11. Cluster Analysis (continued) See how Portland, Seattle, New York, and Tampa are homogenous as all three price tiers are within a same cluster for those MSAs. On the other hand, Phoenix, San Francisco, and Los Angeles are heterogeneous as each of their price tiers are in different clusters. Those findings correlate somewhat (not perfectly) to our findings of statistical distance between tiers within the same MSA (slide 8).

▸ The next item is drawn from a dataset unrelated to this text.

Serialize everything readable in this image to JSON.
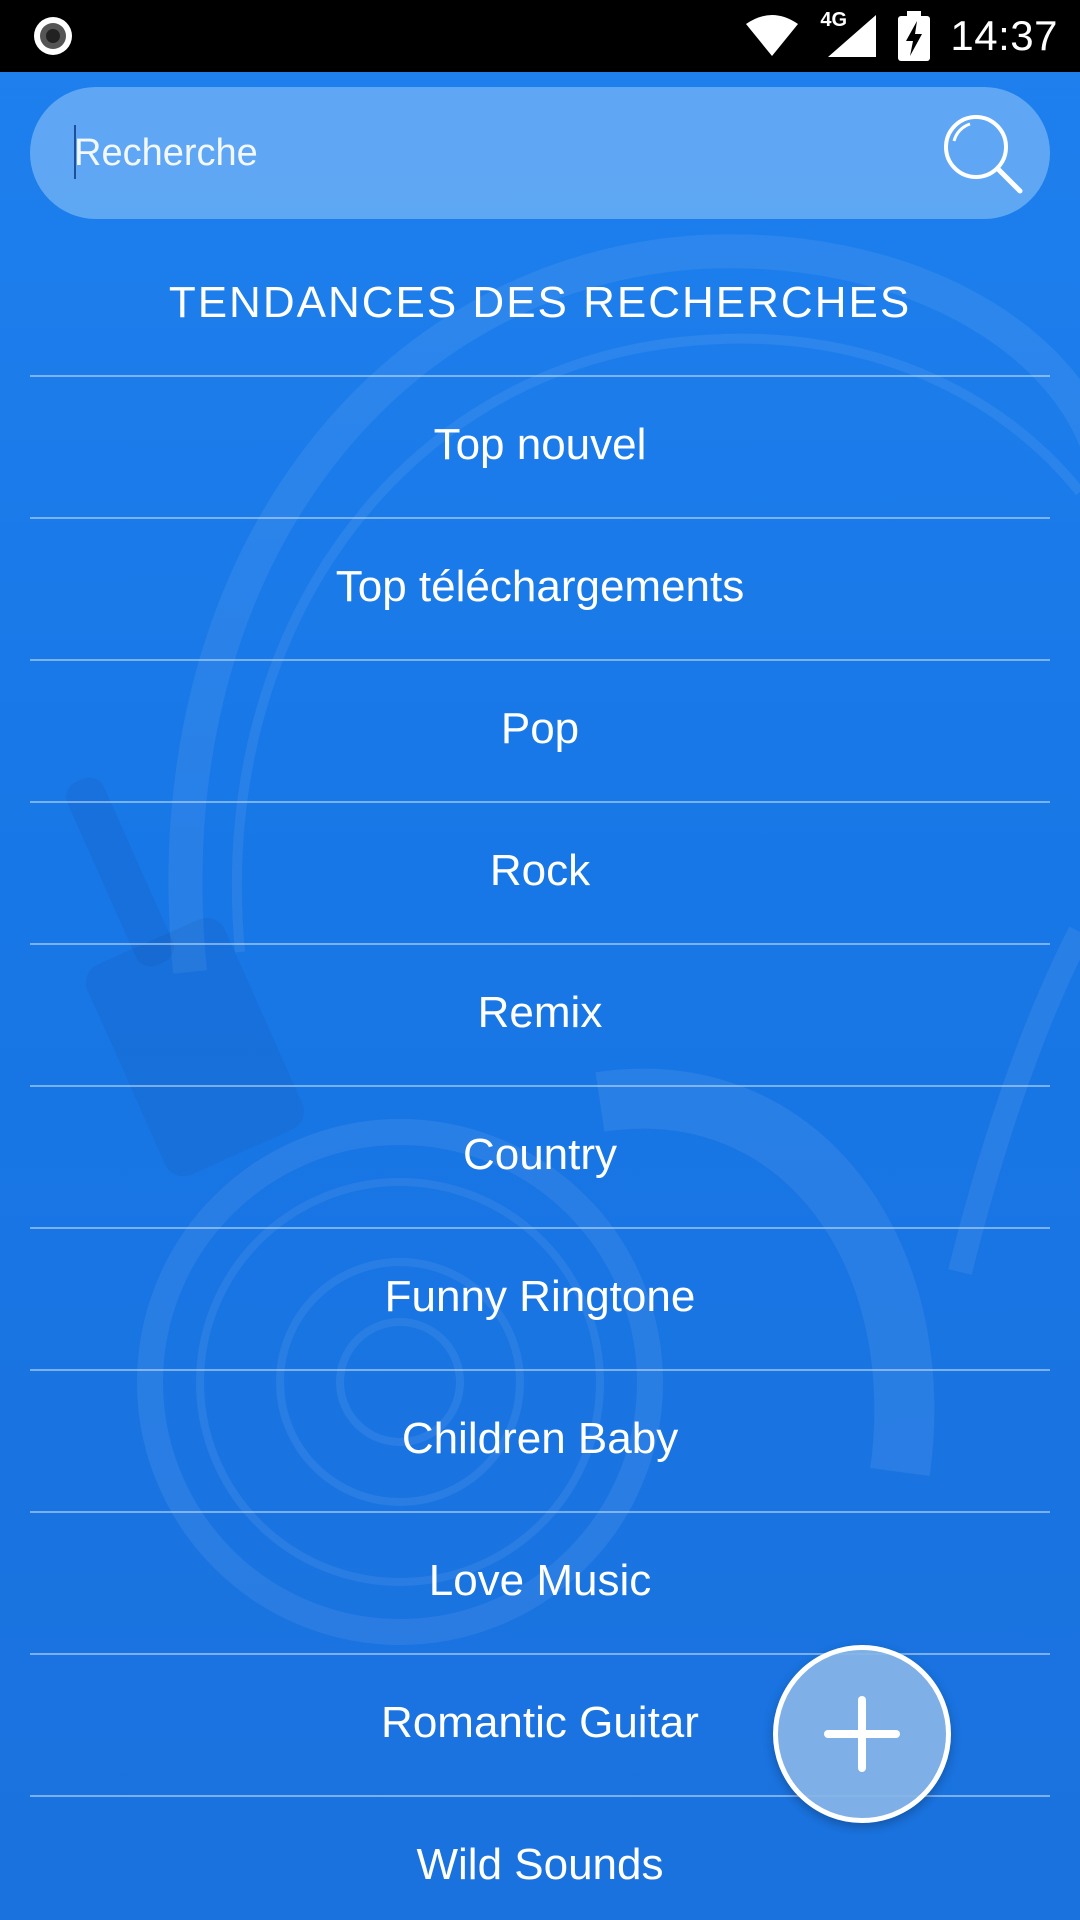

12. Bubble Peak vs Correction since Peak There is obviously a fairly strong negative correlation between how much a market bubbled and how much it corrected.
13. Bubble Peak vs Correction since Peak LA 1 & Miami 1 are closer to each other than their other price tiers. SF 3 is closer to Chic 1 & 2 than SF 1 & SF 2 As shown, there are numerous examples where a specific MSA price tier is a lot closer to other MSAs than its own MSA other two price tiers.
14. Price reverting backward vs Correction There is also a negative correlation between the two variables here.
15. Price reverting backward vs Correction LA 1 & Miami 1 are closer to each other than their other price tiers. SF 1 is closer to Phoenix 2, Miami 1, LV 2 than to its other price tiers. Price tiers often trumps geography.